Circuit City’s request for attorneys’ fees and costs pursuant to Federal Rules of Appellate Procedure 38 and 39, and Ninth Circuit Local Rule 30-2, is denied. Luong’s appeal is not frivolous. [4]

AFFIRMED.

1

. Section 10 provides that a federal court may vacate an arbitration award:

(1) where the award was procured by corruption, fraud, or undue means;
[*1111] (2) where there was evident partiality or corruption in the arbitrators, or either of them;
(3) where the arbitrators were guilty of misconduct in refusing to postpone the hearing, upon sufficient cause shown, or in refusing to hear evidence pertinent and material to the controversy; or of any other misbehavior by which the rights of any party have been prejudiced; or
(4) where the arbitrators exceeded their powers, or so imperfectly executed them that a mutual, final, and definite award upon the subject matter submitted was not made.

9 U.S.C. § 10(a)(l)-(4).

2

. We review de novo the district court’s dismissal for lack of subject matter jurisdiction.
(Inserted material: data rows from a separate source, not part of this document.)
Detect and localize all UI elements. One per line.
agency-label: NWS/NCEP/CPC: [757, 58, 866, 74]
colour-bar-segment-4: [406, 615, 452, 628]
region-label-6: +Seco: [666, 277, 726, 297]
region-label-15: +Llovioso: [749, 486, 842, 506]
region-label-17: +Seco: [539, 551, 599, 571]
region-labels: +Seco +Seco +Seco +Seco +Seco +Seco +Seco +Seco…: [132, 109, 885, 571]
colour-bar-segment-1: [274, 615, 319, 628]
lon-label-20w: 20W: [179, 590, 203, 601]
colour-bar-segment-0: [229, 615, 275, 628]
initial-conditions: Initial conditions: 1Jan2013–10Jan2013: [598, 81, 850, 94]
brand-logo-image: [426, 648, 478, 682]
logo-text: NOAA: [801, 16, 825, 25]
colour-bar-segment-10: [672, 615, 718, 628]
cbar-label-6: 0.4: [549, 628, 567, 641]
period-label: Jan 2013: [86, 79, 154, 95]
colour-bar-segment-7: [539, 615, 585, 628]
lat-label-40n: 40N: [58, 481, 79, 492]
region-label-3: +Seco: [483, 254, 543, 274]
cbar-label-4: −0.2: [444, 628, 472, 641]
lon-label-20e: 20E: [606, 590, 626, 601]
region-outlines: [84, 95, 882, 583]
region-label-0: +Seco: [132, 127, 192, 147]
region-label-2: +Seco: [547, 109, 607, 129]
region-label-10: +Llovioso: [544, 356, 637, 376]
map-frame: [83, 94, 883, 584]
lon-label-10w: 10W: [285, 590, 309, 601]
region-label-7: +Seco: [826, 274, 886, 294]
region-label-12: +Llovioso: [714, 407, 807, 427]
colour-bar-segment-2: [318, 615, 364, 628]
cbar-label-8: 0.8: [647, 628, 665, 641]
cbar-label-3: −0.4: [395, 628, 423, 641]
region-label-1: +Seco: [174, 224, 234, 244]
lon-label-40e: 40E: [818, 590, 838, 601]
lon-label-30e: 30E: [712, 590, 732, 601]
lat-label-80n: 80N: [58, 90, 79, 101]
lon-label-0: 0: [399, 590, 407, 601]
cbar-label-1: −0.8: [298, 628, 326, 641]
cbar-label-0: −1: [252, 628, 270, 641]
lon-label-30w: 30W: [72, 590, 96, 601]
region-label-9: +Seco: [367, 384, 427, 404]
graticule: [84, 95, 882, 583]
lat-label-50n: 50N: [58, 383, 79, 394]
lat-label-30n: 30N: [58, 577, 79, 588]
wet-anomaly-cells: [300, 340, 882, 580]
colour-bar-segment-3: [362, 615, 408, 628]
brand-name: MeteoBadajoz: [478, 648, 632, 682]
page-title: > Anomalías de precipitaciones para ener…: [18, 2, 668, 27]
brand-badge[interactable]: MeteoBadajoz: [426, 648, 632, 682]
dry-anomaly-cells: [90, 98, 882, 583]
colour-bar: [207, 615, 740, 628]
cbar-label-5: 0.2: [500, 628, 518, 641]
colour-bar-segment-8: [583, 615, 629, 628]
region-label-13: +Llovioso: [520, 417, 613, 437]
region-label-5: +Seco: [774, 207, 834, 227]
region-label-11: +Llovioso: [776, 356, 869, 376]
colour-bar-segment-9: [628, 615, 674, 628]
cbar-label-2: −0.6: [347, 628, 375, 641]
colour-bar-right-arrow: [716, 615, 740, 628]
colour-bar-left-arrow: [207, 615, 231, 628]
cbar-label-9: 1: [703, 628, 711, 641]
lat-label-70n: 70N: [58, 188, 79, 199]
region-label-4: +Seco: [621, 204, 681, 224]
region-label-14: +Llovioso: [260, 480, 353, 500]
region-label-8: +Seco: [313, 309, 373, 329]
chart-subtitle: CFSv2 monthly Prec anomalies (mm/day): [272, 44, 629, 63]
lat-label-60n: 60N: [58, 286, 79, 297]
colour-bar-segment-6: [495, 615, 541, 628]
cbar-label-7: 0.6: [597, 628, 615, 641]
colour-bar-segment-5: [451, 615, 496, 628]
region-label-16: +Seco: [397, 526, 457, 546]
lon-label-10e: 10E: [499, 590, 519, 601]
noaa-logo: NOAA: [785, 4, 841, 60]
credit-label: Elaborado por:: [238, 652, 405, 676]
Crum v. Circus Circus Enters., 231 F.3d 1129, 1130 (9th Cir.2000).

3

. This is quite an odd construct, as we and others have observed. See, e.g., Garrett, 7 F.3d at 883 (observing that § 10 of the FAA on its face appears to confer subject matter jurisdiction, but precedent is to the contrary); Kasap v. Folger Nolan Fleming & Douglas, Inc., 166 F.3d 1243, 1246 (D.C.Cir.1999); Minor v. Prudential Secs., Inc., 94 F.3d 1103, 1105 (7th Cir.1996) (noting that the FAA is “something of an anomaly in the field of federal-court jurisdiction”). Nevertheless, the need for an independent basis for federal jurisdiction is clear.

4

. Given this disposition, we need not reach Circuit City's alternative argument for affir-manee based on the statute of limitations.